Vi uma foto do Velho Chico e lembrei de minha avó, Dona Antônia. Teotônia era seu nome (pasmem) nos tempos em que se banhava no São Francisco, como dizia, se escondendo dos rapazes que apareciam pra olhá-la. Filha de Maria Madalena e Agostinho de Jesus, tinha Santos no sobrenome e,nesse pequeno pedaço de história, um retrato da história de quem nasceu em Malhada dos Bois, no menor estado, Sergipe, desse chão de sangue, pisado por jesuítas.
Não teve vida de sombra e água fresca e trocou o calor de Sergipe pelo o do Rio de Janeiro, numa passagem de navio, para acompanhar o marido, que arrumara trabalho aqui.
Ela era a que lavava roupa, mulher do Antonio e mãe de 8, que fazia vista grossa pra muita coisa do marido. Quando eu nasci ela já tinha 75 anos . Todas as Antônias que existiram antes dessa, eu conhecia de ouvir. Contudo, vivi com uma senhora, que mal escrevia o nome, mas lia. Por causa do glaucoma e da catarata, enxergava pouco, mas via tudo o que eu fazia. Antonio (meu avô) era uma fumaça na história desta Antônia que conheci, não propositalmente, mas pela história que se desenhou pra mim com a morte dele.
Na casa das 3 mulheres, ela era ‘minha vó’. Frequentava igreja evangélica, tinha sido católica e me contava da visão que teve do espírito da sua mãe entrando em seu quarto no Rj, na mesma noite em que ela morrera em Sergipe, como um aviso. Ela era um álbum, um registro vivo da pobreza, do patriarcado, do cristianismo e da efervescência dos elementos que compõem a fé. imagino que a fé na vida.
Hoje sinto a falta dela e gostaria de perguntar o que nunca perguntei: como é ser tanta história? Como é trazer no corpo a marca dessa agitação? Como é ver tanto com um olho só? E, por fim, como é ter fé num Jesus contado de tantas maneiras por tanta gente e que tem tantas caras? 

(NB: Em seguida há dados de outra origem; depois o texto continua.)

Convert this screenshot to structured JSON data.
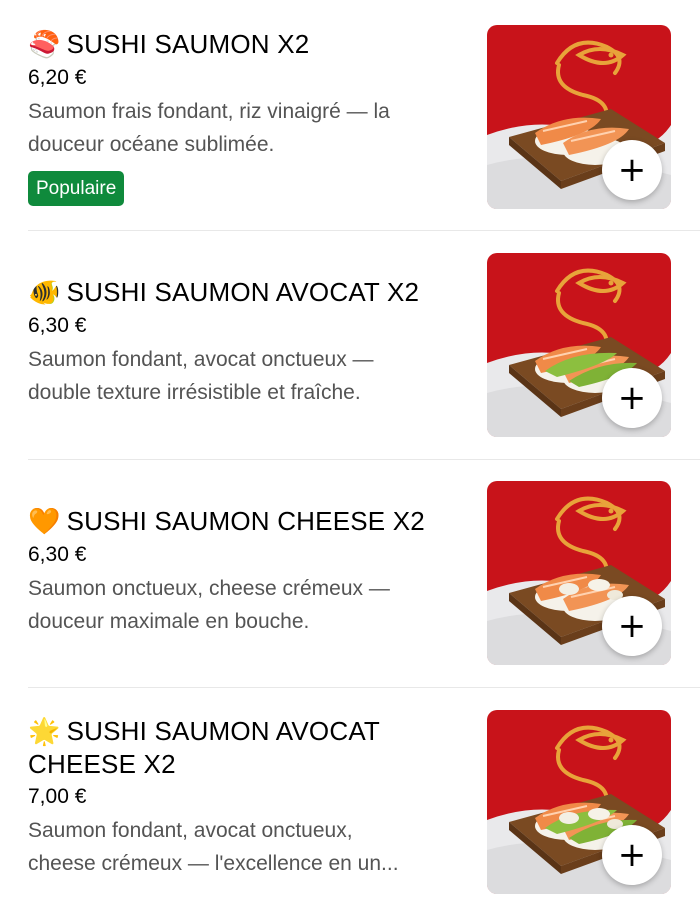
{
  "accent_colors": {
    "badge_green": "#0f8a3c",
    "thumb_red": "#c8131a",
    "thumb_gold": "#e8a33a"
  },
  "items": [
    {
      "emoji": "🍣",
      "emoji_name": "sushi-icon",
      "title": "SUSHI SAUMON X2",
      "price": "6,20 €",
      "desc_line1": "Saumon frais fondant, riz vinaigré — la",
      "desc_line2": "douceur océane sublimée.",
      "badge": "Populaire",
      "add_label": "+",
      "topping": "plain"
    },
    {
      "emoji": "🐠",
      "emoji_name": "tropical-fish-icon",
      "title": "SUSHI SAUMON AVOCAT X2",
      "price": "6,30 €",
      "desc_line1": "Saumon fondant, avocat onctueux —",
      "desc_line2": "double texture irrésistible et fraîche.",
      "add_label": "+",
      "topping": "avocado"
    },
    {
      "emoji": "🧡",
      "emoji_name": "orange-heart-icon",
      "title": "SUSHI SAUMON CHEESE X2",
      "price": "6,30 €",
      "desc_line1": "Saumon onctueux, cheese crémeux —",
      "desc_line2": "douceur maximale en bouche.",
      "add_label": "+",
      "topping": "cheese"
    },
    {
      "emoji": "🌟",
      "emoji_name": "glowing-star-icon",
      "title_line1": "SUSHI SAUMON AVOCAT",
      "title_line2": "CHEESE X2",
      "price": "7,00 €",
      "desc_line1": "Saumon fondant, avocat onctueux,",
      "desc_line2": "cheese crémeux — l'excellence en un...",
      "add_label": "+",
      "topping": "avocado-cheese"
    }
  ]
}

Dos 11 anos que passei com ela, ficávamos muito mais vendo novela mexicana do que pensando nessas coisas. Mas desejo que essa senhora valiosa/vidente sem preço, como significou seu novo nome, tenha encontrado alguma vez lugar de sombra e frescor, nessa vida ou depois dela, como um dia lhe prometera o nome da sua cidade natal, Malhada dos Bois.